Department of Regional Studies,
Minamotono Akifusa, kenmonkajin, the Insei perid, the Imperial family, the Sekkanke (regent house)
Minamotono Akifusa was the second son of Tsuchimikado Udaijin, Minamotono Morofusa. He became an udaijin (the third adviser to the Emperor) and was called Rokujo-Udaijin, because he lived on the 6th Street of Kyoto.
He had an older brother Toshifusa who became a sadaijin (the second adviser to the Emperor), and a younger sister Reishi who married Morozane.
Morozane adopted Akifusa’s daughter Kenshi, who became the Empress of Emperor Shirakawa. Empress Kenshi had three children, the imperial prince Atsufumi, the imperial princess Teishi, and the imperial prince Taruhito (Emperor Horikawa). Akifusa was a maternal relative of Emperor Horikawa. He was also a kenmonkajin (a poet from an influential family).
He lived from the Emperor Shirakawa period to the Emperor Shirakawa Insei period.
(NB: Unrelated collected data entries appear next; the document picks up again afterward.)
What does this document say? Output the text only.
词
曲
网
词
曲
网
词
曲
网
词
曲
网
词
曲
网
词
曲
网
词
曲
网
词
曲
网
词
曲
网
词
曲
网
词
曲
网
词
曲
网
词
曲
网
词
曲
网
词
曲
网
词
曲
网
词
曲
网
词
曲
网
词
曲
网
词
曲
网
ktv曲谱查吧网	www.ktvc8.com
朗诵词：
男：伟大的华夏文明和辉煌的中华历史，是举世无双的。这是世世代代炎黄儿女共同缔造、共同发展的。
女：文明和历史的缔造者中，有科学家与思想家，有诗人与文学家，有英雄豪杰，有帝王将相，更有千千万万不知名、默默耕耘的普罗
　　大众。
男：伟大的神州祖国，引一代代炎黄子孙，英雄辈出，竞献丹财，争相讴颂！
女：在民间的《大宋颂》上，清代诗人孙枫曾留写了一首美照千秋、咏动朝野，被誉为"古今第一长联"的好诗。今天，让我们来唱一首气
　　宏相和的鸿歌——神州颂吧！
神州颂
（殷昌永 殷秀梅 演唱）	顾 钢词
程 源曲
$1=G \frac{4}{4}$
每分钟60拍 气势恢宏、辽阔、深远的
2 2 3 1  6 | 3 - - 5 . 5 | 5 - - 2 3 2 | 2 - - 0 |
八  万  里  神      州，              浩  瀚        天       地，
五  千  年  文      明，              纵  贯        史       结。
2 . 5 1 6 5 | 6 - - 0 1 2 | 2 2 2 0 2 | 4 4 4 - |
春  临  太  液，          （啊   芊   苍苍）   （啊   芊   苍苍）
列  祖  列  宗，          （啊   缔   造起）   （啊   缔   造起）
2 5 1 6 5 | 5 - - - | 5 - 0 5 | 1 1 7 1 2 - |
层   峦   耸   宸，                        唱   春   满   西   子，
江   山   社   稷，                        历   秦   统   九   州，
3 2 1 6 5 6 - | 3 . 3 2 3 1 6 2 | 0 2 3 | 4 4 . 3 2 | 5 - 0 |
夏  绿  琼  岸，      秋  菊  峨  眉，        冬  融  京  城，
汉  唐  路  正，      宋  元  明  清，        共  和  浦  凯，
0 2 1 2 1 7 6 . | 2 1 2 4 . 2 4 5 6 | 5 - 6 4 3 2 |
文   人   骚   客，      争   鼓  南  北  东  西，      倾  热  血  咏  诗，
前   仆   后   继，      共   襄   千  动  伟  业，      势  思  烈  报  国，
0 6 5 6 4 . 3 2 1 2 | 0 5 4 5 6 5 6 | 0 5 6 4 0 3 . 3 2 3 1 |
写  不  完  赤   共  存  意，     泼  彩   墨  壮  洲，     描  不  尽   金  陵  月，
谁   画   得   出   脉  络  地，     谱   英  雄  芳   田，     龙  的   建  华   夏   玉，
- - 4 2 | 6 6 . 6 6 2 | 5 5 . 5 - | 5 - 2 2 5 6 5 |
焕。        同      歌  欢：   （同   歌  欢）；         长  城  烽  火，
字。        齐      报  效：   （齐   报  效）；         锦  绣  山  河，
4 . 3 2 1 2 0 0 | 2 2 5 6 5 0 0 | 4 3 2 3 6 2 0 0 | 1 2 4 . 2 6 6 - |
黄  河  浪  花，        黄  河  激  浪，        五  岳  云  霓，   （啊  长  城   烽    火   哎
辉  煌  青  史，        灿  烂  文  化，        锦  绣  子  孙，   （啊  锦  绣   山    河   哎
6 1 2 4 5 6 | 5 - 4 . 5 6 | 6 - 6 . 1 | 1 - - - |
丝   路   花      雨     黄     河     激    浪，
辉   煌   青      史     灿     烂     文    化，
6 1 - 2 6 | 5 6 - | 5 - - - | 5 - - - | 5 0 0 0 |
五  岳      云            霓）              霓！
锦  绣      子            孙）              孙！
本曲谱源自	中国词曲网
At that time Emperor Shirakawa came to take the reins of government personally.
The purpose of this paper is to study his activity as a kenmonkajin and discuss his position as a poet in the Insei period, through examination of each of the 23 waka Akifusa wrote.
What I found noteworthy through the research may be summarized as follows.
1. It is important to examine Akifusa’s ghostwriting in Utaawase (a poetry contest). He had Jijunomenoto (a court lady) compose a waka poem, when he was 15 years old. After he grew up, however, he came to compose waka for other people. As a kenmonkajin, he had the responsibility to compose waka poems on many occasions.
2. Akifusa and Minamotono Tsunenobu (an excellent poet and bureaucrat) worked together in various situations. At one time Akifusa was the boss and Tsunenobu was his subordinate at the Empress Kyoshinaishinno’s house. After the Empress retired from the Saiin, she lived in Morofusa’house. Whenever they had a banquet, they composed and exchanged waka poems, according to Dainagontsunenobu-shu (Tsunenobu’s personal waka anthology).
3. Of his 23 waka poems, four waka poems were included in the Goshuiwakashu (an imperial waka anthology) and another 4 waka poems were chosen to be in the Kinyowakashu (an imperial waka anthology). This is especially worth noting since there was no other instance where one poet had 8 waka poems chosen.
4. Some studies have claimed that the Imperial family and the Sekkanke (regent house) at this time were not on good terms with each other. His waka poems appear to have a deep relationship with the Imperial family, and he had a strong connection with the Sekkannke (regent house), exchanging waka poems. This indicates that he had a good relationship with both the Imperial family and the Sekkanke (regent house) as a kenmonkajin.